Age-standardised breast cancer mortality rates have been stable for decades. However, rates have started to decline in several Western countries. In countries where population-based screening programmes for breast cancer were introduced in the late 1980s or early 1990s, the key question now is to what extent screening is responsible for the reported declines in mortality. This study compares breast cancer mortality rates in Nijmegen, where a screening programme for breast cancer was introduced in 1975, to a control city, Arnhem, and to the Netherlands as a whole over a 20-year period. Age-standardised breast cancer mortality rates as well as age-standardised mortality ratios were calculated for successive calendar years from 1969 to 1997. Further, a tailor-made period-cohort-group Poisson regression model was fitted.

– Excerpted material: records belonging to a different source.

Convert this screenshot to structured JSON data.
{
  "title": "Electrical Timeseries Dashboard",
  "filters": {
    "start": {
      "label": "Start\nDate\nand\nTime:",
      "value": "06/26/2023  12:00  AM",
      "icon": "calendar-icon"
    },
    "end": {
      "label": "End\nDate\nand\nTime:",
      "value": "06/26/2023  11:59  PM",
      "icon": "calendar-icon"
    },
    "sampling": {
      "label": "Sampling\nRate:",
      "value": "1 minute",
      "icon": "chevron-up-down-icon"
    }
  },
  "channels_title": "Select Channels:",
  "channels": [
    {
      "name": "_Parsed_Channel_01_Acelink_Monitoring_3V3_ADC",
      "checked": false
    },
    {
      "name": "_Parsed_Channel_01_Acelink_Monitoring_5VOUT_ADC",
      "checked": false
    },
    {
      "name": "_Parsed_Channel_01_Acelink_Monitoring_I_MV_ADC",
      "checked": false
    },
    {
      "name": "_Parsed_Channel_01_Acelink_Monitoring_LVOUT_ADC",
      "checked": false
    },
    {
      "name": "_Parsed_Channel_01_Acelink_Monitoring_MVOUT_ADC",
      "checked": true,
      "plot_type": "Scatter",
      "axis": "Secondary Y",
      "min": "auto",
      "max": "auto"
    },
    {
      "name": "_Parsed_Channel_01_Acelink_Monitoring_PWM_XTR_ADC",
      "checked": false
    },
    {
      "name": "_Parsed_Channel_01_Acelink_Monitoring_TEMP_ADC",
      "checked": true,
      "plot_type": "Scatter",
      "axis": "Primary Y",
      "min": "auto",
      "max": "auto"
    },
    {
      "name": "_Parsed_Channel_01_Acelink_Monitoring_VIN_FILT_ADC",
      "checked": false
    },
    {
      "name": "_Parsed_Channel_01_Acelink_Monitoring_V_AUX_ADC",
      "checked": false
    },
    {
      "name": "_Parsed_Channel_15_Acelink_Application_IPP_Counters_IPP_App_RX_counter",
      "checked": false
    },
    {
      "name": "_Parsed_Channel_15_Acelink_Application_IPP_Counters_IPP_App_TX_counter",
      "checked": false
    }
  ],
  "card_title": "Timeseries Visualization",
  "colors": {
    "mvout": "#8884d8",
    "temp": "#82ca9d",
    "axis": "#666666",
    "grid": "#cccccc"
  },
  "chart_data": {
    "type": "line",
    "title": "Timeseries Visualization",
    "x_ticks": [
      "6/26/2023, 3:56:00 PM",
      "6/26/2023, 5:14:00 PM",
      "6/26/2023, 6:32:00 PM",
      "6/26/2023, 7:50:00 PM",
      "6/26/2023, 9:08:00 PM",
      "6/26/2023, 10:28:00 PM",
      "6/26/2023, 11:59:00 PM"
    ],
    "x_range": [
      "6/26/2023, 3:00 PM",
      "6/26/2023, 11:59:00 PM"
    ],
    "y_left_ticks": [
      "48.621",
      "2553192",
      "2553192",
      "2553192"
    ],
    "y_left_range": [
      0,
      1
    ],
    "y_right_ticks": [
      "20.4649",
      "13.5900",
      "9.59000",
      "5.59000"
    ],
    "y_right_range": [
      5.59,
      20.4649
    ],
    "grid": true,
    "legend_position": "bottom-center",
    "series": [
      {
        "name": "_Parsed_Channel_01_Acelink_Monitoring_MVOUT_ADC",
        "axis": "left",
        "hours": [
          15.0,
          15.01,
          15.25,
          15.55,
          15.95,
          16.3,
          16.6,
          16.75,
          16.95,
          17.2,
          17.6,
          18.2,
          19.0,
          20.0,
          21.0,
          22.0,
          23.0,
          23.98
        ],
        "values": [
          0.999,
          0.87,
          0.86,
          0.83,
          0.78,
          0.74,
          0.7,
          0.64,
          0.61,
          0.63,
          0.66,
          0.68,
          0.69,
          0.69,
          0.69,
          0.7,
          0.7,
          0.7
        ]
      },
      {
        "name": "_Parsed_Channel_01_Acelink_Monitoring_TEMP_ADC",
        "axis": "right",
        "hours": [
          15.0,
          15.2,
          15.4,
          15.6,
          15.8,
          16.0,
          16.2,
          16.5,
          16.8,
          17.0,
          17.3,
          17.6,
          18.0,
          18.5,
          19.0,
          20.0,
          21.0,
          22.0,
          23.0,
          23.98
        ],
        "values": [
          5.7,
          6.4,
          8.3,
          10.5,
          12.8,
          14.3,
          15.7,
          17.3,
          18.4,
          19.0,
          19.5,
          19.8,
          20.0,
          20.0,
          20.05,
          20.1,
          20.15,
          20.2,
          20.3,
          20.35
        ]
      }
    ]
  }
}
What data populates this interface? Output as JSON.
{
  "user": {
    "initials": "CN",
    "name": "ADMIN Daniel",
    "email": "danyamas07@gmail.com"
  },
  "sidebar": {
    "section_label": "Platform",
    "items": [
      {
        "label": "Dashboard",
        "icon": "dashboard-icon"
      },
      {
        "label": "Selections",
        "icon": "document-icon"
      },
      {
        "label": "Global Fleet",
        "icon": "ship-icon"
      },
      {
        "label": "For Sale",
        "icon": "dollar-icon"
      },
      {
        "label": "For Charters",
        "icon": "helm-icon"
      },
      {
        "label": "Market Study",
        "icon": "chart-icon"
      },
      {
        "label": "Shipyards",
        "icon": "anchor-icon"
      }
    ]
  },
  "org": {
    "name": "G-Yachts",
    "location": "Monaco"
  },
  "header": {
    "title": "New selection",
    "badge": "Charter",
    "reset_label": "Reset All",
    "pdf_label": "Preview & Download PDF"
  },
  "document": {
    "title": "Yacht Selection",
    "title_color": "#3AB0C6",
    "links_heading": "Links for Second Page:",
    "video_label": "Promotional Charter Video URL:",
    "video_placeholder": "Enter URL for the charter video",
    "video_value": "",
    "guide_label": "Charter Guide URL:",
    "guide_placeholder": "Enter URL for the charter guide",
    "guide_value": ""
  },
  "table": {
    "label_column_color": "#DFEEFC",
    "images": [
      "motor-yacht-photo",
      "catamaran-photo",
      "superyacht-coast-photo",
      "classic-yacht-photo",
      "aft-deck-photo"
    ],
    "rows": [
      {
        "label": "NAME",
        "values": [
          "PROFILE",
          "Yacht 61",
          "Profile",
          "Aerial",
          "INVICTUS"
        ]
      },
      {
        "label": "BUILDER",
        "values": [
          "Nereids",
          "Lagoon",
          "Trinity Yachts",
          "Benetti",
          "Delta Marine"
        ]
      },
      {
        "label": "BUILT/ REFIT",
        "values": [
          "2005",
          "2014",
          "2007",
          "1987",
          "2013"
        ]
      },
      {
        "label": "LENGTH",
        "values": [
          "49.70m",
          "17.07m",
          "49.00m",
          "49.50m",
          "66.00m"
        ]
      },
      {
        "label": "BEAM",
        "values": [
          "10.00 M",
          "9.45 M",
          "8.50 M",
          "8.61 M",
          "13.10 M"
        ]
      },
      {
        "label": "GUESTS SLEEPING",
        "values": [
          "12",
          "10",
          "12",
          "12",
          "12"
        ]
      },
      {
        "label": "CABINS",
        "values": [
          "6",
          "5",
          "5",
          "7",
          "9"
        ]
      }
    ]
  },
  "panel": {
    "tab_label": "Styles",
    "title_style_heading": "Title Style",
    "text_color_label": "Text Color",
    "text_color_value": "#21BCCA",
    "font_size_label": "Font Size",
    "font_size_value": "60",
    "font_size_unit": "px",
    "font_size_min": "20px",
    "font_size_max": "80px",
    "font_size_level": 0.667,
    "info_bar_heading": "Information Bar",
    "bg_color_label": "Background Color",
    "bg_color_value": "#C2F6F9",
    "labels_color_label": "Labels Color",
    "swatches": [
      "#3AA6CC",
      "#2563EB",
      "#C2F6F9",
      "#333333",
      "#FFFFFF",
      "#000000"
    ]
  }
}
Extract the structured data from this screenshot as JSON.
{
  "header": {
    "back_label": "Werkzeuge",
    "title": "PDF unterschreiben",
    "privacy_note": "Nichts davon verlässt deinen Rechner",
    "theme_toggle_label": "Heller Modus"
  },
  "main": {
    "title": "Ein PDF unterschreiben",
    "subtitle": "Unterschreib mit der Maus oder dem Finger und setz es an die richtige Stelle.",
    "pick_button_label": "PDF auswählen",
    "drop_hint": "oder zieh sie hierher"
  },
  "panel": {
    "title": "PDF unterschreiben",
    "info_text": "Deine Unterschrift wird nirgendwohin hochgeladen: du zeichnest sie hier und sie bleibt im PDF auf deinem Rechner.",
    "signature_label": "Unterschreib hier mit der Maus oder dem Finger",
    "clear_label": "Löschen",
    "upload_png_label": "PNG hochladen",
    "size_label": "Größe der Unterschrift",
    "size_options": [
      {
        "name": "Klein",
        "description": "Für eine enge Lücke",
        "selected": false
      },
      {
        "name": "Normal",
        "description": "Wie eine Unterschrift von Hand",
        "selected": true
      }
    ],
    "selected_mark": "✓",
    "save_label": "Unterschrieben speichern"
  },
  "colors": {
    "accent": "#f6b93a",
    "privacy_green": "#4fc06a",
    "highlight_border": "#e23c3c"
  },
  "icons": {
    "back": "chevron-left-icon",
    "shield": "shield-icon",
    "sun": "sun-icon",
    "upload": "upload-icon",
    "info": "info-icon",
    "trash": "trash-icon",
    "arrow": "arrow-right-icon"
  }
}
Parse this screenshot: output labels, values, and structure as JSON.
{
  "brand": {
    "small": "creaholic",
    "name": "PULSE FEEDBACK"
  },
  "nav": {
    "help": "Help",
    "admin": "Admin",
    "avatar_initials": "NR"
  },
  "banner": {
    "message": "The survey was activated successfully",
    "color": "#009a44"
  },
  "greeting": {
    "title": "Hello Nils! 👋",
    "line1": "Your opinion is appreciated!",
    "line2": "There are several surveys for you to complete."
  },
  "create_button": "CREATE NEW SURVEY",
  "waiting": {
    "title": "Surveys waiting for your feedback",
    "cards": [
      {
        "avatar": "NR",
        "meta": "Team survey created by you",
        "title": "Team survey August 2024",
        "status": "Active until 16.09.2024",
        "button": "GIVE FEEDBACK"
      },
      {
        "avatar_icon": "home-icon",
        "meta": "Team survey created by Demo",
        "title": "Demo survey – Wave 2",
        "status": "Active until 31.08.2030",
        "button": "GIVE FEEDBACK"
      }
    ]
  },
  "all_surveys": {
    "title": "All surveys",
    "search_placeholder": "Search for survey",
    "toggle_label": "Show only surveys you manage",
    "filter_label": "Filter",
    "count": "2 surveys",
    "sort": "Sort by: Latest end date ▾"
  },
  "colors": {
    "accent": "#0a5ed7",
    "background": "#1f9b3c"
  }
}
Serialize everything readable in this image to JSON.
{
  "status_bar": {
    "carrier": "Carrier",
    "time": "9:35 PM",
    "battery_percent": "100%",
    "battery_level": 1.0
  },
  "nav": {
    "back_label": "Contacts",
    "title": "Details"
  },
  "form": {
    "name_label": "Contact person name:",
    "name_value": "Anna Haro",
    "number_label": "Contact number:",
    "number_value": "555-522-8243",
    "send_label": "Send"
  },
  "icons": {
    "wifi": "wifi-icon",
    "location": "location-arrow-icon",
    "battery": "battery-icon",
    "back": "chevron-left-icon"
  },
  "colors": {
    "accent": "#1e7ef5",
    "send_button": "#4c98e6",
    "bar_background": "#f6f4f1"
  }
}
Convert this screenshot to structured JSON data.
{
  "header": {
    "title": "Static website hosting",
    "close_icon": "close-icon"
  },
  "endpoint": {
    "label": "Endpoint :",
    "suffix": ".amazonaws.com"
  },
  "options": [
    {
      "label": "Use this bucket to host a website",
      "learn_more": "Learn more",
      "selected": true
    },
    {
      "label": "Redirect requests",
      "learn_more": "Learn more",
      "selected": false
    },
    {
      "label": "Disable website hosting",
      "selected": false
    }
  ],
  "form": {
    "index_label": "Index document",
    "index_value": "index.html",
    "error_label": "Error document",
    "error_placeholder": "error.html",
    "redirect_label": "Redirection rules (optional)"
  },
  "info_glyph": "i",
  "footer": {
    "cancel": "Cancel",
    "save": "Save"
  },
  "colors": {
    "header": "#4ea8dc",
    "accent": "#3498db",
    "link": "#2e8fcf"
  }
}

Figures displaying age-standardised mortality rates and ratios showed inconclusive patterns with regard to the expected impact of screening. Depending on when mortality rates were allowed to deviate between populations, the period-cohort-group analysis indicated a non-significant 6% to 16% reduction in breast cancer mortality after 2 decades in favour of the Nijmegen female population. Possible explanations are discussed as to why the mortality reductions reported by randomised trials might not be observed in a public health screening programme, such as the Nijmegen programme, evaluated by comparisons of geographical trends.